Published: 9 January 2010

Abstract

Background

Denmark and Sweden are considered to be countries of rather similar socio-political type, but public health policies and smoking habits differ considerably between the two neighbours. A study comparing mechanisms behind socioeconomic inequalities in tobacco smoking, could yield information regarding the impact of health policy and -promotion in the two countries.

Methods

Cross-sectional comparisons of socioeconomic and gender differences in smoking behaviour among 6 995 Danish and 13 604 Swedish persons aged 18-80 years.

Results

The prevalence of smoking was higher in Denmark compared to Sweden. The total attributable fraction (TAF) of low education regarding daily smoking was 36% for Danish men and 35% for Danish women, and 32% and 46%, respectively, for Swedish men and women.

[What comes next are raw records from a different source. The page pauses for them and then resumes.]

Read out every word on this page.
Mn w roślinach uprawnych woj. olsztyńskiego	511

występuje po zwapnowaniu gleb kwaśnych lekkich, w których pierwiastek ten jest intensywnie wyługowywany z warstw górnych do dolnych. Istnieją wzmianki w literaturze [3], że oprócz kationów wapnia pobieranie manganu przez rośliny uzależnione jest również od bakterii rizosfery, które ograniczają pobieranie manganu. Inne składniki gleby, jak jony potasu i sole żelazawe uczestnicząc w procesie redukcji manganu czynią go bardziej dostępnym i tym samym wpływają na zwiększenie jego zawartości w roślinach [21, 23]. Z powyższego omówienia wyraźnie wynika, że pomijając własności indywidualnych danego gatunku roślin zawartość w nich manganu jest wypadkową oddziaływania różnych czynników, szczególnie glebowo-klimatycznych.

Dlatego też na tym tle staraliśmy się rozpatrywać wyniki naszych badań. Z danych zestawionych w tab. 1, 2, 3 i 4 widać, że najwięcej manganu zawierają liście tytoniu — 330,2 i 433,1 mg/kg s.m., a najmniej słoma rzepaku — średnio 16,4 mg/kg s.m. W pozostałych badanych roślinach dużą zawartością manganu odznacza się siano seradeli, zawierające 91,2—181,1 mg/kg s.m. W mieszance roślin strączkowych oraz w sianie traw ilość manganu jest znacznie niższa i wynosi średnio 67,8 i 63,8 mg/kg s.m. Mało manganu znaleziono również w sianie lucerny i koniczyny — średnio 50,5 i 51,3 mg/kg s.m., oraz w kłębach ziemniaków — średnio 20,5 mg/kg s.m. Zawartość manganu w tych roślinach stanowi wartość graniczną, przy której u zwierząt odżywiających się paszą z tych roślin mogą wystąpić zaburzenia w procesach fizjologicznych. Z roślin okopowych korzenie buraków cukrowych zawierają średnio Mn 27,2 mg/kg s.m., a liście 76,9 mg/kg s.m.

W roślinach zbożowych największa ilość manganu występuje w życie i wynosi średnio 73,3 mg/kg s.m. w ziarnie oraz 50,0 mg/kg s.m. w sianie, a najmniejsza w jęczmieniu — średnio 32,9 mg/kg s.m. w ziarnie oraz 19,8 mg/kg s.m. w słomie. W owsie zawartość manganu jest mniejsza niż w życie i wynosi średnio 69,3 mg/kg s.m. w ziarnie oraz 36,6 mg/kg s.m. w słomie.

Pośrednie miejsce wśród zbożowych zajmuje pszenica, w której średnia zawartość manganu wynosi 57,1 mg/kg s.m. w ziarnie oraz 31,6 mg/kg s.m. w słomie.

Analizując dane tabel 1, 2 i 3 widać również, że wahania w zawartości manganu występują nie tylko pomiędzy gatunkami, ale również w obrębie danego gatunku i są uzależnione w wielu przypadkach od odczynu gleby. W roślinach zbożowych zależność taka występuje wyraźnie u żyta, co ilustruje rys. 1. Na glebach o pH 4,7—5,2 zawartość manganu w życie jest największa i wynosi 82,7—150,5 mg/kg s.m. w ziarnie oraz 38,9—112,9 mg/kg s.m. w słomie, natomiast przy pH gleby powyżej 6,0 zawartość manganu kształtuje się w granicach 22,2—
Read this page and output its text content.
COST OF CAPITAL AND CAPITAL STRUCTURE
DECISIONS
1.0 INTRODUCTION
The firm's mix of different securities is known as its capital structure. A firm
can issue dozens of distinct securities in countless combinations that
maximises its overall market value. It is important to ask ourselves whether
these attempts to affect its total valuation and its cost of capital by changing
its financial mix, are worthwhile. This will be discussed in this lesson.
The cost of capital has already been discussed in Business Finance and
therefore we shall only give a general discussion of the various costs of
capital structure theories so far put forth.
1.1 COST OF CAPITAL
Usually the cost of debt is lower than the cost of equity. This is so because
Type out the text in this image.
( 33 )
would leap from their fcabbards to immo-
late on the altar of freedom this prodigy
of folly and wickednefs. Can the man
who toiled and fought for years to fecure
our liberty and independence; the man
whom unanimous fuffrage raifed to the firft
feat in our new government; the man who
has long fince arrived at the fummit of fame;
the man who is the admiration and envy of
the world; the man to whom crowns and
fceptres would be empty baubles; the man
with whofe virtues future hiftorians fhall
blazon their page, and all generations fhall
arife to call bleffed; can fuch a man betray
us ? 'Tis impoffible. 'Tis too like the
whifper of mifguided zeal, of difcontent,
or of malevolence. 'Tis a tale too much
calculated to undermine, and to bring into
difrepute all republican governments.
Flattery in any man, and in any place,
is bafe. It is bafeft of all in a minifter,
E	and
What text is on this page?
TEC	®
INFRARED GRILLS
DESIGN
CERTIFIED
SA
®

TAF of low education regarding continued smoking were 16.2% and 15.8% for Danish men and women, and 11.0% and 18.8% for Swedish men and women, respectively

The main finding of the study was that the socioeconomic patterning of smoking, based on level of education and expressed as the relative contribution to the total burden of smoking exposure, was rather different in Sweden and Denmark. Moreover, these differences were modified by gender and age. As a general pattern, socioeconomic differences in Sweden tended to contribute more to the total burden of this habit among women, especially in the younger age groups. In men, the patterns were much more similar between the two countries. Regarding continued smoking/unsuccessful quitting, the patterns were similar for women, but somewhat different for men. Here we found that socioeconomic differences contributed more to overall continued smoking in Danish men, especially in the middle-age and older age strata.

Conclusion

The results imply that Swedish anti-smoking policy and/or implemented measures have been less effective in a health equity perspective among the younger generation of women, but more effective among men, compared to Danish policy implementation. The results also raises the more general issue regarding the possible need for a trade-off principle between overall population efficacy versus equity efficacy of anti-tobacco, as well as general public health policies and intervention strategies.